「彼氏をフルネームで呼ぶな馬鹿」


「なっなっ……!!」


パニックを起こす私の目の前に、森山すぐるはズイッと携帯電話を突き出してきた。


「へ?」


「番号。教えるの忘れたから」


番号……?


「碧のスマホかして」


「あ、カバンの中……」


って、今私のこと呼び捨てにした!?


彼氏いない暦16年の私。


はじめて異性に呼び捨てにされましたっ!!


……なんて喜んでる場合じゃないよ!


「あの……」


「あん?」


「私、返事してませんけど」


「何が?」


森山すぐるは、私のスマホをなれた手つきでいじくりまわす。


「あなたの彼女になるとか……言ってませんけど!」


勇気を出して、そう言ったのだが……。


森山すぐるは私のスマホに視線を落としたまま、鼻でフンッと笑った。


なに、その失礼な態度!


「碧さぁ、なんか勘違いしてねぇ?」


「勘違い?」


「そ。
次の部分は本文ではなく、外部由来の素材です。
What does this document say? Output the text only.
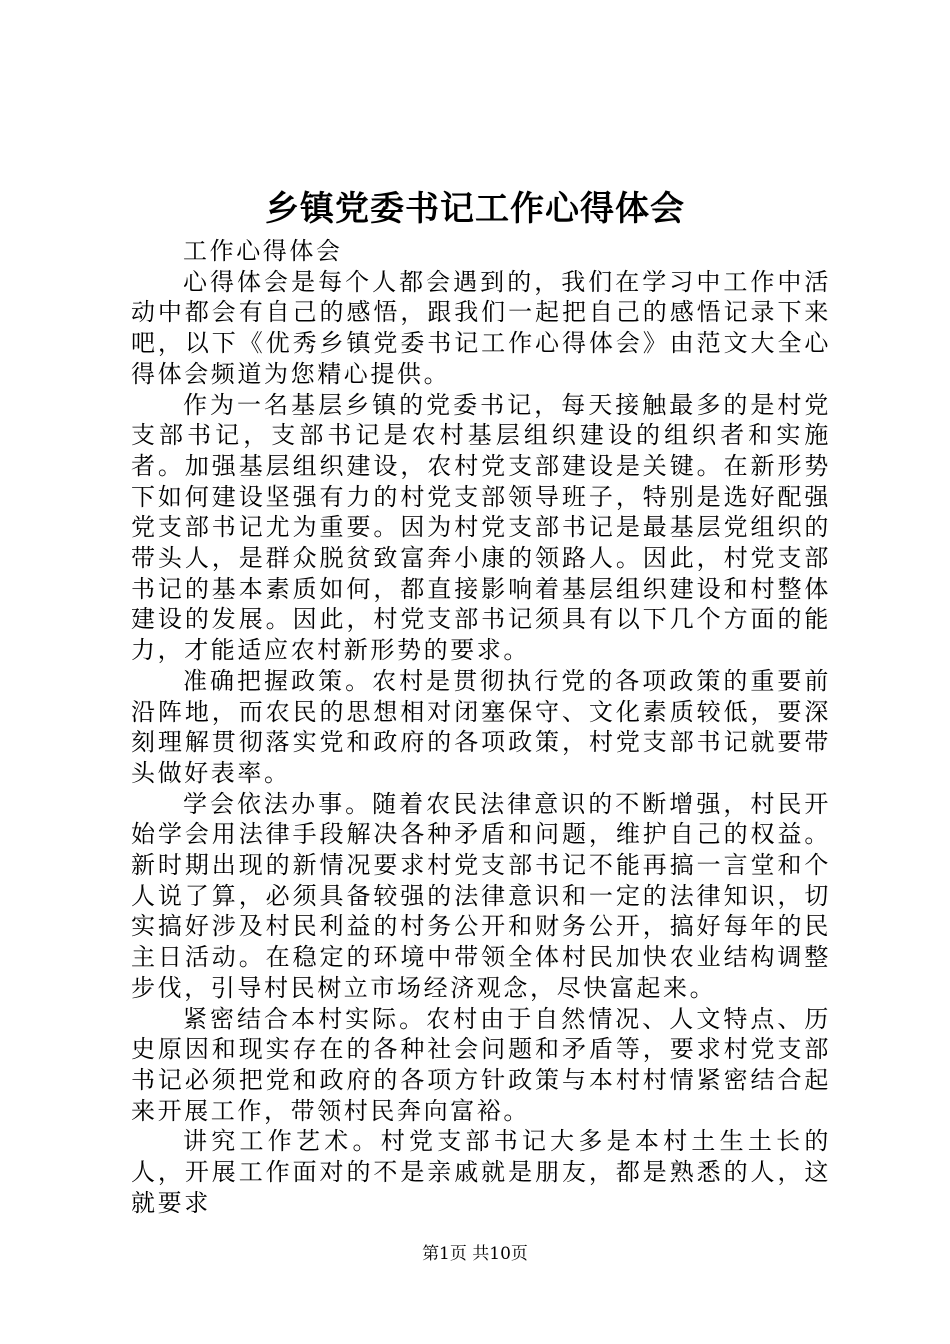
乡镇党委书记工作心得体会

工作心得体会

心得体会是每个人都会遇到的，我们在学习中工作中活动中都会有自己的感悟，跟我们一起把自己的感悟记录下来吧，以下《优秀乡镇党委书记工作心得体会》由范文大全心得体会频道为您精心提供。

作为一名基层乡镇的党委书记，每天接触最多的是村党支部书记，支部书记是农村基层组织建设的组织者和实施者。加强基层组织建设，农村党支部建设是关键。在新形势下如何建设坚强有力的村党支部领导班子，特别是选好配强党支部书记尤为重要。因为村党支部书记是最基层党组织的带头人，是群众脱贫致富奔小康的领路人。因此，村党支部书记的基本素质如何，都直接影响着基层组织建设和村整体建设的发展。因此，村党支部书记须具有以下几个方面的能力，才能适应农村新形势的要求。

准确把握政策。农村是贯彻执行党的各项政策的重要前沿阵地，而农民的思想相对闭塞保守、文化素质较低，要深刻理解贯彻落实党和政府的各项政策，村党支部书记就要带头做好表率。

学会依法办事。随着农民法律意识的不断增强，村民开始学会用法律手段解决各种矛盾和问题，维护自己的权益。新时期出现的新情况要求村党支部书记不能再搞一言堂和个人说了算，必须具备较强的法律意识和一定的法律知识，切实搞好涉及村民利益的村务公开和财务公开，搞好每年的民主日活动。在稳定的环境中带领全体村民加快农业结构调整步伐，引导村民树立市场经济观念，尽快富起来。

紧密结合本村实际。农村由于自然情况、人文特点、历史原因和现实存在的各种社会问题和矛盾等，要求村党支部书记必须把党和政府的各项方针政策与本村村情紧密结合起来开展工作，带领村民奔向富裕。

讲究工作艺术。村党支部书记大多是本村土生土长的人，开展工作面对的不是亲戚就是朋友，都是熟悉的人，这就要求

第1页 共10页
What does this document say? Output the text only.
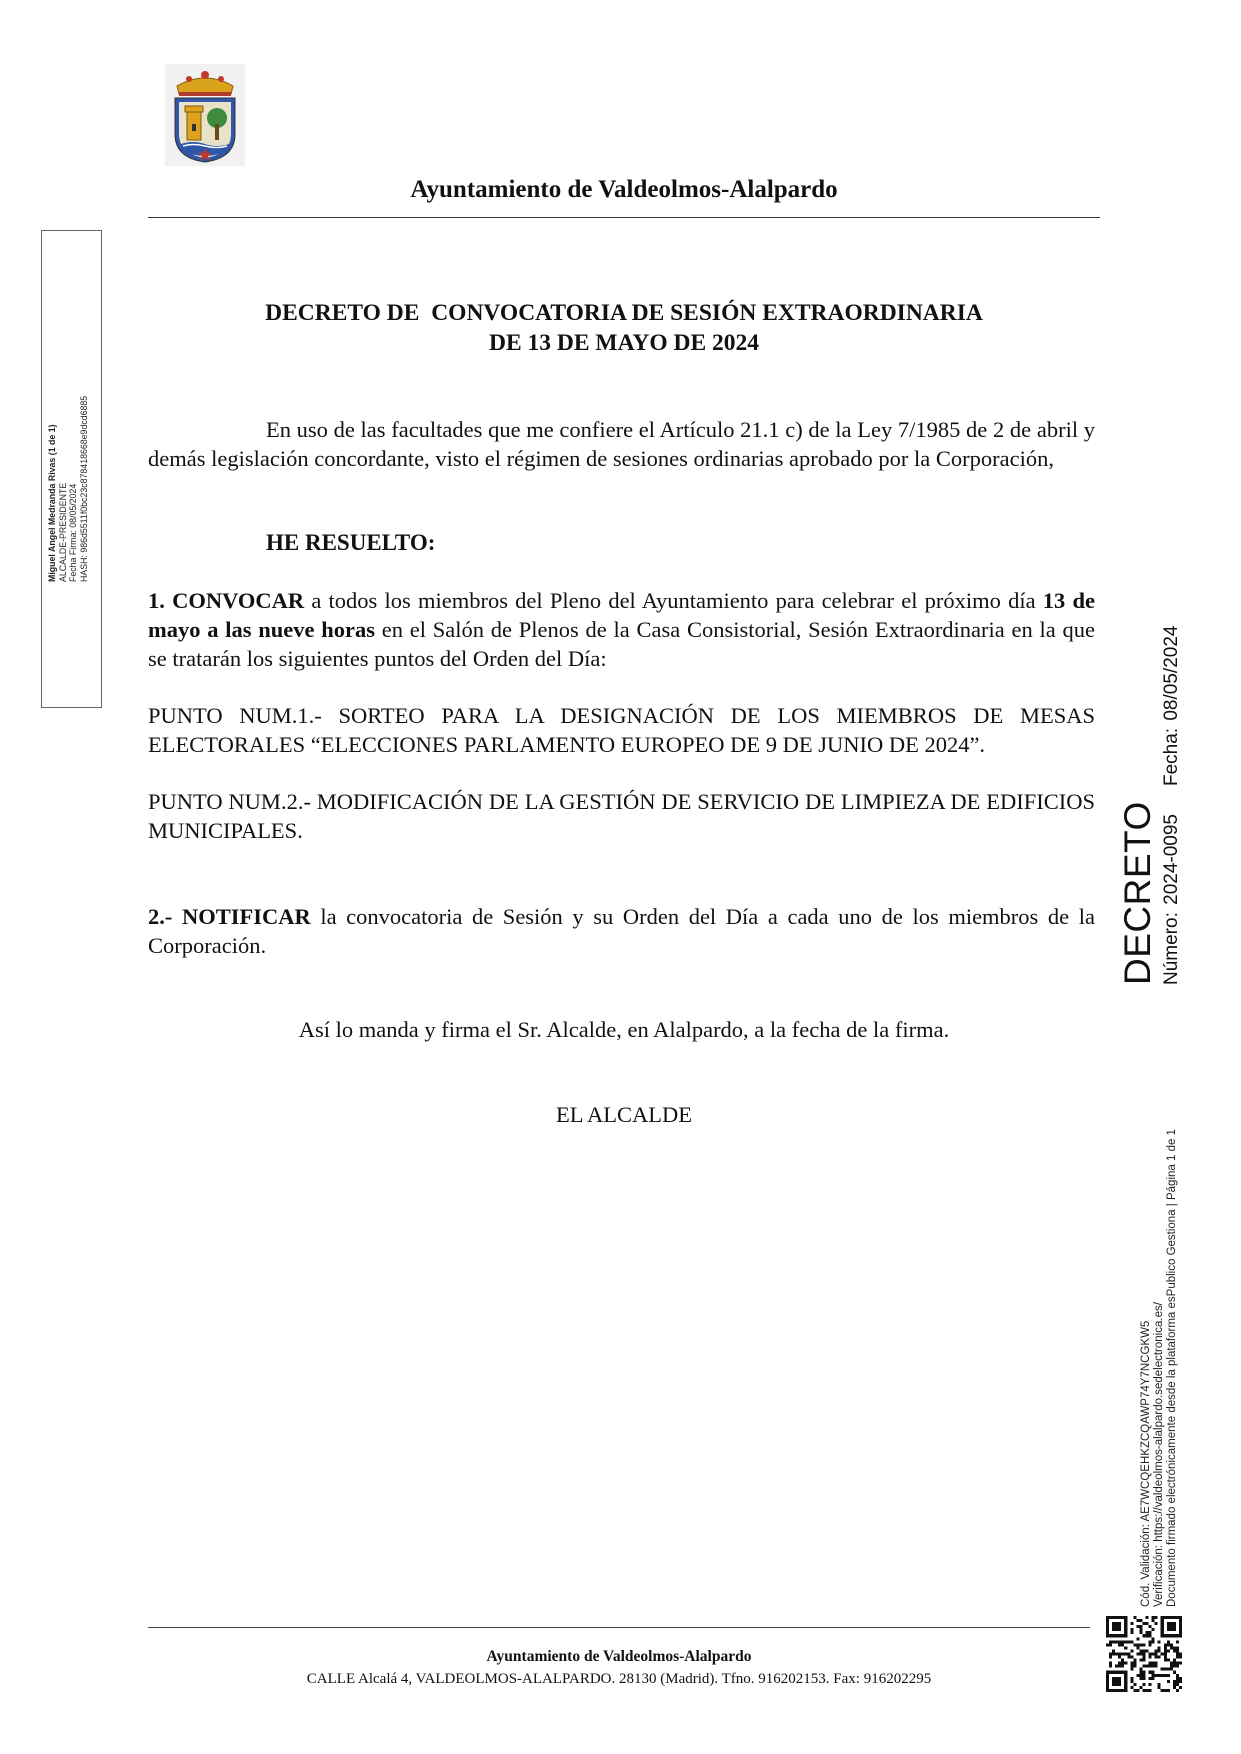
Ayuntamiento de Valdeolmos-Alalpardo
Miguel Angel Medranda Rivas (1 de 1) ALCALDE-PRESIDENTE Fecha Firma: 08/05/2024 HASH: 986d5511f0bc23c878418668e9dcd6885
DECRETO DE  CONVOCATORIA DE SESIÓN EXTRAORDINARIA
DE 13 DE MAYO DE 2024
En uso de las facultades que me confiere el Artículo 21.1 c) de la Ley 7/1985 de 2 de abril y demás legislación concordante, visto el régimen de sesiones ordinarias aprobado por la Corporación,
HE RESUELTO:
1. CONVOCAR a todos los miembros del Pleno del Ayuntamiento para celebrar el próximo día 13 de mayo a las nueve horas en el Salón de Plenos de la Casa Consistorial, Sesión Extraordinaria en la que se tratarán los siguientes puntos del Orden del Día:
PUNTO NUM.1.- SORTEO PARA LA DESIGNACIÓN DE LOS MIEMBROS DE MESAS ELECTORALES “ELECCIONES PARLAMENTO EUROPEO DE 9 DE JUNIO DE 2024”.
PUNTO NUM.2.- MODIFICACIÓN DE LA GESTIÓN DE SERVICIO DE LIMPIEZA DE EDIFICIOS MUNICIPALES.
2.- NOTIFICAR la convocatoria de Sesión y su Orden del Día a cada uno de los miembros de la Corporación.
Así lo manda y firma el Sr. Alcalde, en Alalpardo, a la fecha de la firma.
EL ALCALDE
DECRETO Número: 2024-0095Fecha: 08/05/2024
Cód. Validación: AE7WCQEHKZCQAWP74Y7NCGKW5 Verificación: https://valdeolmos-alalpardo.sedelectronica.es/ Documento firmado electrónicamente desde la plataforma esPublico Gestiona | Página 1 de 1
Ayuntamiento de Valdeolmos-Alalpardo
CALLE Alcalá 4, VALDEOLMOS-ALALPARDO. 28130 (Madrid). Tfno. 916202153. Fax: 916202295
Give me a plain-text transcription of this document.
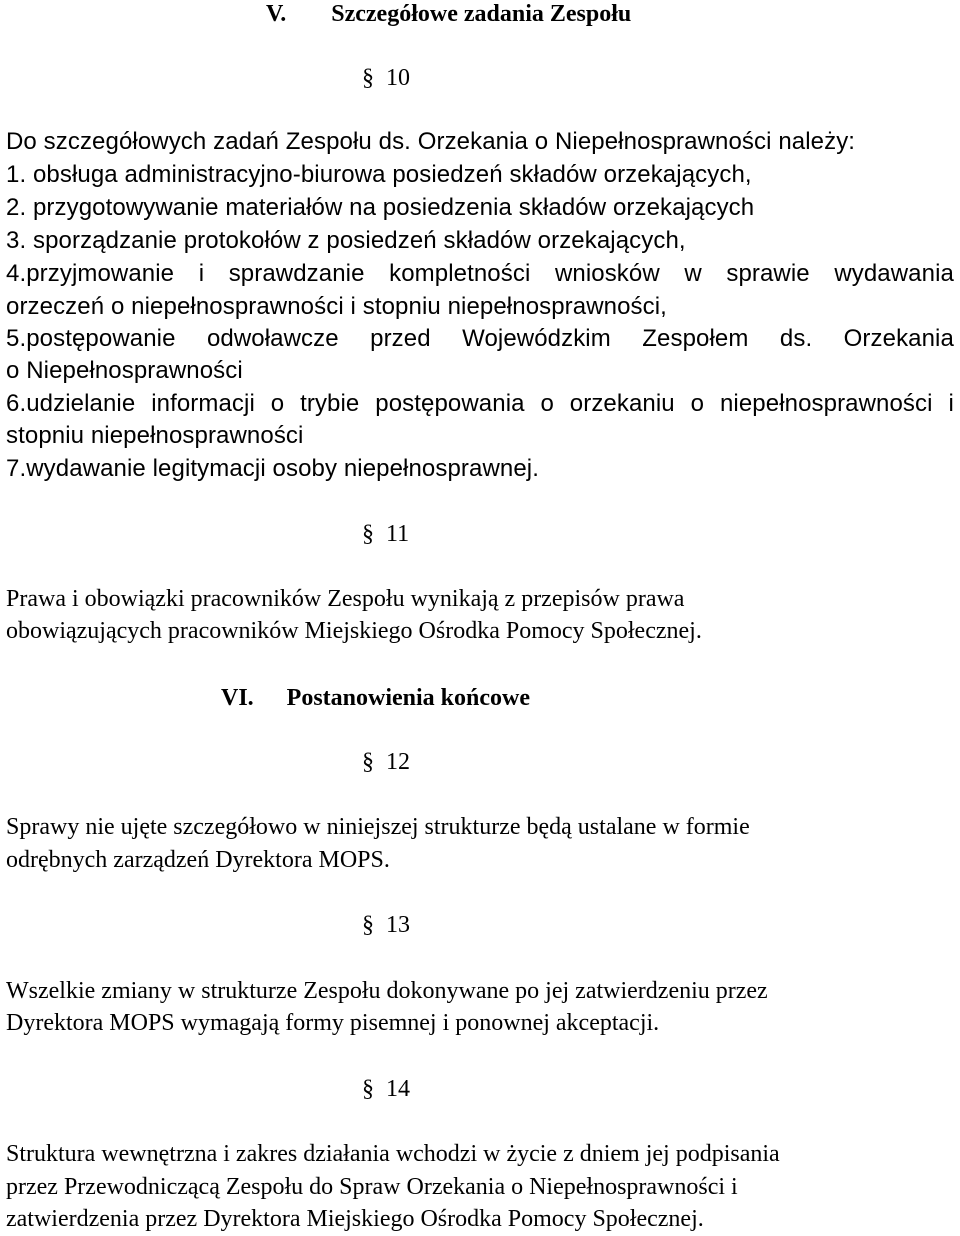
V. Szczegółowe zadania Zespołu
§ 10
Do szczegółowych zadań Zespołu ds. Orzekania o Niepełnosprawności należy:
1. obsługa administracyjno-biurowa posiedzeń składów orzekających,
2. przygotowywanie materiałów na posiedzenia składów orzekających
3. sporządzanie protokołów z posiedzeń składów orzekających,
4.przyjmowanie i sprawdzanie kompletności wniosków w sprawie wydawania
orzeczeń o niepełnosprawności i stopniu niepełnosprawności,
5.postępowanie odwoławcze przed Wojewódzkim Zespołem ds. Orzekania
o Niepełnosprawności
6.udzielanie informacji o trybie postępowania o orzekaniu o niepełnosprawności i
stopniu niepełnosprawności
7.wydawanie legitymacji osoby niepełnosprawnej.
§ 11
Prawa i obowiązki pracowników Zespołu wynikają z przepisów prawa
obowiązujących pracowników Miejskiego Ośrodka Pomocy Społecznej.
VI. Postanowienia końcowe
§ 12
Sprawy nie ujęte szczegółowo w niniejszej strukturze będą ustalane w formie
odrębnych zarządzeń Dyrektora MOPS.
§ 13
Wszelkie zmiany w strukturze Zespołu dokonywane po jej zatwierdzeniu przez
Dyrektora MOPS wymagają formy pisemnej i ponownej akceptacji.
§ 14
Struktura wewnętrzna i zakres działania wchodzi w życie z dniem jej podpisania
przez Przewodniczącą Zespołu do Spraw Orzekania o Niepełnosprawności i
zatwierdzenia przez Dyrektora Miejskiego Ośrodka Pomocy Społecznej.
俺が、俺の女だって言ったら、碧は俺の女なワケ。わかる?」


わかる?


って聞かれても、わかるわけないじゃん!


「つまりさ、碧に拒否権はないって事」


そう言うと、森山すぐるは私の頬に手を当てた。


その感覚に、一瞬ビクッと身を縮める。


「怖い?」


「え?」


「俺のこと」


怖いもなにも……。


怖いに決まってるんだけど……。